Tag Archives: Garnier

Vanitas Vanitas: Aging Sucks if You’re Poor. I’m So Over It.

I had a lunch date today with a dear old friend, my cherished buddy Kat. We got to know each other because our daughters both went to the same pre-school when they were three, so that’s twenty-nine years. We always swear to get together more often, but it’s often a couple of years between lunches. It doesn’t matter: we order a glass of wine and get down.

When I was getting ready for lunch, blow drying my hair whilst looking in the high magnification mirror, my unadorned blown up face appalled me. It seemed as if my wrinkles ran like ravines. Because I feel as optimistic and and scared when I wake up every morning as I did when I was twenty-five it’s always horrible to see that I don’t look that way.

My mother was, barring plastic surgery, a woman who took care of herself. The bucks she spent at the Erno Lazlo and Clarins counters at Holt Renfrew could have annually, fed a family of four. Actually, she wanted plastic surgery. In her early seventies she was frustrated with the hereditary Leyland tummy and plumped for liposuction. She did her research into the best plastic surgeons in Ottawa and made an appointment. The man said something like: “At your age, Mrs. McArthur, this procedure might pose a health risk. I won’t do it.”

She was furious. When she got home she said: “Ian, give me the Yellow Pages. I’m going to find a Quack.” She chose the cheesiest plastic surgeon she could conjure and made an appointment. He said:  “At your age, Mrs. McArthur, this procedure might pose a health risk. I won’t do it.” Her mother and her sister were even more focussed on vanity — thinness, grooming, fashion — they were judgmental. And razor thin.

I’m my mother’s daughter. When I was working I dropped hundred dollar bills like gum wrappers for a genius colorist and cutter, regular facials and manicures. I waxed places I never knew needed to be waxed. I never left the house unless I was in full, flawless makeup.

Today I stroked on some drugstore mascara, some Benetint blush and some lipstick. Done.

After we’d hugged and ordered our wine Kat showed me the dressing on her ankle and said that because of some surgery that took her off her feet for a week  she’d decided to sort through that box of old photos we all own. She pulled this one out and said: “Remember that Halloween party at the Jensik’s and how you guys came over to our place beforehand?” I hadn’t until she slipped me this photo (Click on it for a bigger view.)

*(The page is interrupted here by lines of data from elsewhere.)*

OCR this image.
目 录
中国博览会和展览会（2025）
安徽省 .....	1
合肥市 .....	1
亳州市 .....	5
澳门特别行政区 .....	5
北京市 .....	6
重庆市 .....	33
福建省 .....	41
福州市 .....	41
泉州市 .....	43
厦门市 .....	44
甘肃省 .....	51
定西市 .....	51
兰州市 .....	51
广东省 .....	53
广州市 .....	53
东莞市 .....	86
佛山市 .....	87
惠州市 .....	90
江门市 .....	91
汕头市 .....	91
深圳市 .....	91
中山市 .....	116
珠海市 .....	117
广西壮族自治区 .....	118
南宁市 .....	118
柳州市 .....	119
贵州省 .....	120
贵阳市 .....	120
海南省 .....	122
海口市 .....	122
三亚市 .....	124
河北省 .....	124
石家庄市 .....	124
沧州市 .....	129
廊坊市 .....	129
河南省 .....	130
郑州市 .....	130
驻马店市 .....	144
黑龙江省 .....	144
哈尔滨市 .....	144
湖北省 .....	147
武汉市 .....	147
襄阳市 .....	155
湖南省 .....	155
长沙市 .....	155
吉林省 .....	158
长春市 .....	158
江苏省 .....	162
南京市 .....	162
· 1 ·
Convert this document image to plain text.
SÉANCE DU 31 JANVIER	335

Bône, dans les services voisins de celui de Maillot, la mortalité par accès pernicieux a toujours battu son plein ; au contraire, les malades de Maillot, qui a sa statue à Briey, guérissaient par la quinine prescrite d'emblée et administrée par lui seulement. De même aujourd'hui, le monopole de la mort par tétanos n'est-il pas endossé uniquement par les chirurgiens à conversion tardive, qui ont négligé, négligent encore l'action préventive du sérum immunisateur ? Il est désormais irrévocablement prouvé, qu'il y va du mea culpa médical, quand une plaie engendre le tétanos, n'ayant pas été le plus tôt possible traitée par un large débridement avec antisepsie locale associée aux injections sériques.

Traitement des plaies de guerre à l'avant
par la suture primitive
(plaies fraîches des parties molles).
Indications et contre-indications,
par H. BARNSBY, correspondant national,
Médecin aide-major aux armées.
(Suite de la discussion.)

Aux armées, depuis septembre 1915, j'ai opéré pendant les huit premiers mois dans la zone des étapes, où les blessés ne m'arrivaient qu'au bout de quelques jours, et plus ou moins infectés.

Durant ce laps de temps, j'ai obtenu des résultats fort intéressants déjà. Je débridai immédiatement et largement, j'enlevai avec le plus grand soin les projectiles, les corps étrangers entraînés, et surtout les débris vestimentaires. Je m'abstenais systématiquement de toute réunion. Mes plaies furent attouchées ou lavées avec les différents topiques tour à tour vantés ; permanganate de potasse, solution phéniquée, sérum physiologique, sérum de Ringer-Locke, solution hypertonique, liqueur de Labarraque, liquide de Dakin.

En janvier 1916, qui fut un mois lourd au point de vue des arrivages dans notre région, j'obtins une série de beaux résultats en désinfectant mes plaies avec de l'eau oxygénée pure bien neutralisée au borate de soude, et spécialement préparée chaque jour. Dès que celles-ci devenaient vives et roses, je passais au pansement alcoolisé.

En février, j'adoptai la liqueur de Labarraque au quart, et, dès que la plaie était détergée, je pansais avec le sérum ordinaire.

That djellaba Lou’d bought in Morocco was barely five years old . It still hangs in the spare room closet emanating scents of the souk and the camels, But what the Sam Hill was I dressed up as with that fur hat and fringed vest? A sherpa, maybe?

But what took a little bit of my heart was how young I looked. No wrinkles. I could still wear contacts back then. I was sincerely surprised at how pretty (for me) I look in this picture.It was some kinda frisson.

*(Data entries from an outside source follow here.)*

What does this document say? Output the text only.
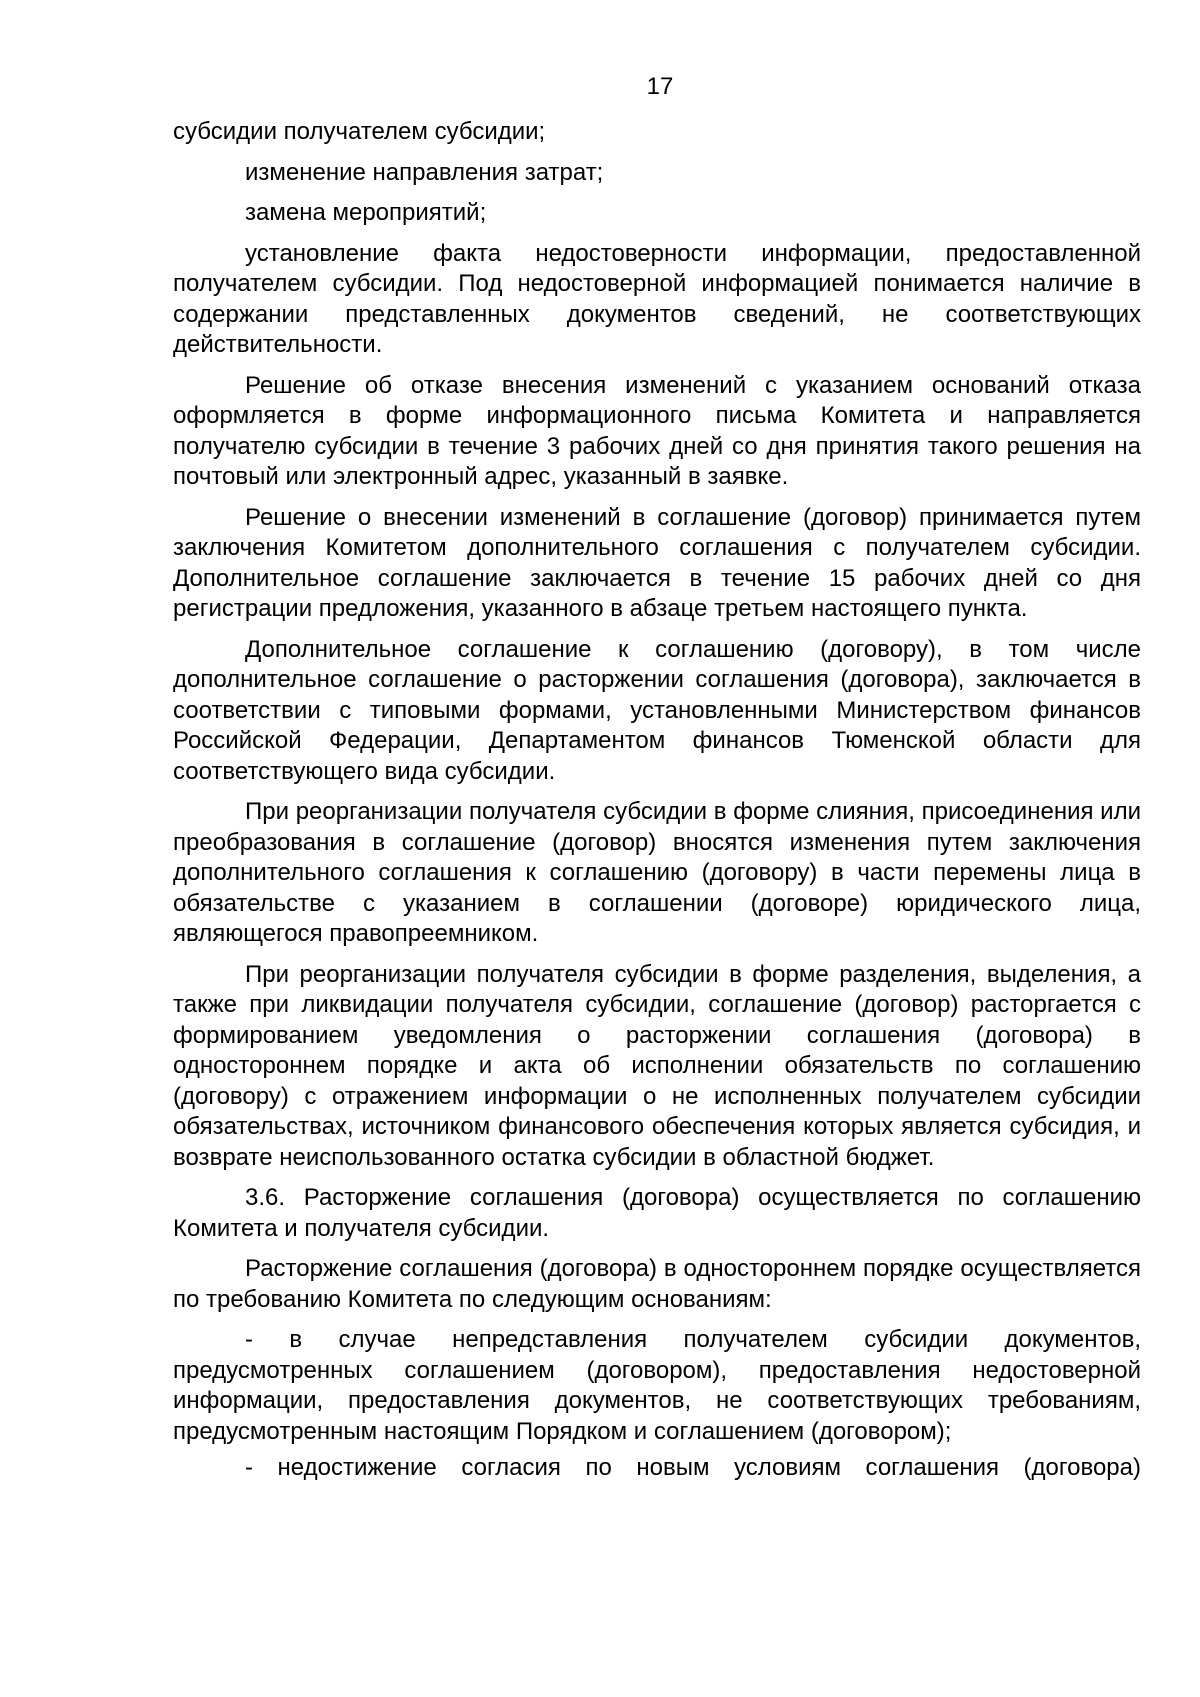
17

субсидии получателем субсидии;

изменение направления затрат;

замена мероприятий;

установление факта недостоверности информации, предоставленной получателем субсидии. Под недостоверной информацией понимается наличие в содержании представленных документов сведений, не соответствующих действительности.

Решение об отказе внесения изменений с указанием оснований отказа оформляется в форме информационного письма Комитета и направляется получателю субсидии в течение 3 рабочих дней со дня принятия такого решения на почтовый или электронный адрес, указанный в заявке.

Решение о внесении изменений в соглашение (договор) принимается путем заключения Комитетом дополнительного соглашения с получателем субсидии. Дополнительное соглашение заключается в течение 15 рабочих дней со дня регистрации предложения, указанного в абзаце третьем настоящего пункта.

Дополнительное соглашение к соглашению (договору), в том числе дополнительное соглашение о расторжении соглашения (договора), заключается в соответствии с типовыми формами, установленными Министерством финансов Российской Федерации, Департаментом финансов Тюменской области для соответствующего вида субсидии.

При реорганизации получателя субсидии в форме слияния, присоединения или преобразования в соглашение (договор) вносятся изменения путем заключения дополнительного соглашения к соглашению (договору) в части перемены лица в обязательстве с указанием в соглашении (договоре) юридического лица, являющегося правопреемником.

При реорганизации получателя субсидии в форме разделения, выделения, а также при ликвидации получателя субсидии, соглашение (договор) расторгается с формированием уведомления о расторжении соглашения (договора) в одностороннем порядке и акта об исполнении обязательств по соглашению (договору) с отражением информации о не исполненных получателем субсидии обязательствах, источником финансового обеспечения которых является субсидия, и возврате неиспользованного остатка субсидии в областной бюджет.

3.6. Расторжение соглашения (договора) осуществляется по соглашению Комитета и получателя субсидии.

Расторжение соглашения (договора) в одностороннем порядке осуществляется по требованию Комитета по следующим основаниям:

- в случае непредставления получателем субсидии документов, предусмотренных соглашением (договором), предоставления недостоверной информации, предоставления документов, не соответствующих требованиям, предусмотренным настоящим Порядком и соглашением (договором);

- недостижение согласия по новым условиям соглашения (договора)
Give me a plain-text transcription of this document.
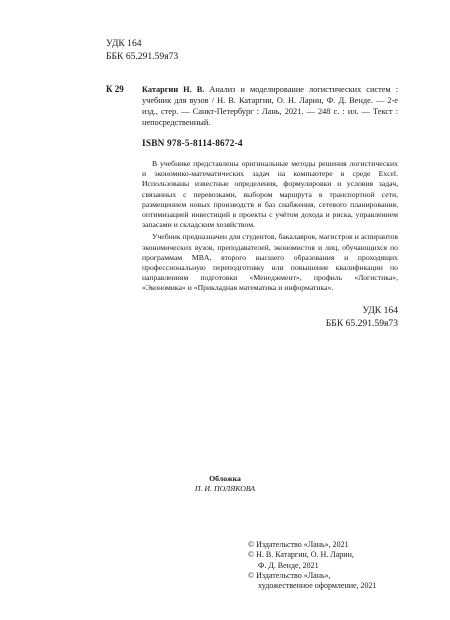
УДК 164
ББК 65.291.59я73
К 29 Катаргин Н. В. Анализ и моделирование логистических систем : учебник для вузов / Н. В. Катаргин, О. Н. Ларин, Ф. Д. Венде. — 2-е изд., стер. — Санкт-Петербург : Лань, 2021. — 248 с. : ил. — Текст : непосредственный.
ISBN 978-5-8114-8672-4

В учебнике представлены оригинальные методы решения логистических и экономико-математических задач на компьютере в среде Excel. Использованы известные определения, формулировки и условия задач, связанных с перевозками, выбором маршрута в транспортной сети, размещением новых производств и баз снабжения, сетевого планирования, оптимизацией инвестиций в проекты с учётом дохода и риска, управлением запасами и складским хозяйством.

Учебник предназначен для студентов, бакалавров, магистров и аспирантов экономических вузов, преподавателей, экономистов и лиц, обучающихся по программам MBA, второго высшего образования и проходящих профессиональную переподготовку или повышение квалификации по направлениям подготовки «Менеджмент», профиль «Логистика», «Экономика» и «Прикладная математика и информатика».

УДК 164
ББК 65.291.59я73
Обложка
П. И. ПОЛЯКОВА
© Издательство «Лань», 2021
© Н. В. Катаргин, О. Н. Ларин,
Ф. Д. Венде, 2021
© Издательство «Лань»,
художественное оформление, 2021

And this to the background, as Lou showed up as the lunch wore down, to have Kat call him “Handsome!” twice and the waitress three times. Oh well, he’s ten years older than I, better looking at birth, and wrinkles on a guy don’t count. Icing on cake: I got a message from an old friend saying “Tell Lou he looks great!” Fame through apron modelling.

Well, I color my hair myself now and it costs ten bucks. Drugstore brand creams have been proved at least as proficient as the ones costing twenty times more at the Neiman-Marcus cosmetic counter. My figure hasn’t changed much (while clothed) from that in Kat’s snap. I need to rob a bank for dental work, but I’ll figure that out next week.

But after getting a bit misty seeing the photo of that long-ago me, quashing the vanity and constant upkeep in my blood from my female Leyland ancestors, I’m fine with myself. I was a beauty in my twenties and that isn’t happening again. Bring on the Aveeno, the Garnier, the Olay, the ROC — whatever’s on sale at Walgreens.

It seems like a betrayal of Mummy, Nana and Auntie Frankie, but don’t cry for me Erno Lazlo, spas in Bali and Brazilian plastic surgeons. I’ll be fine.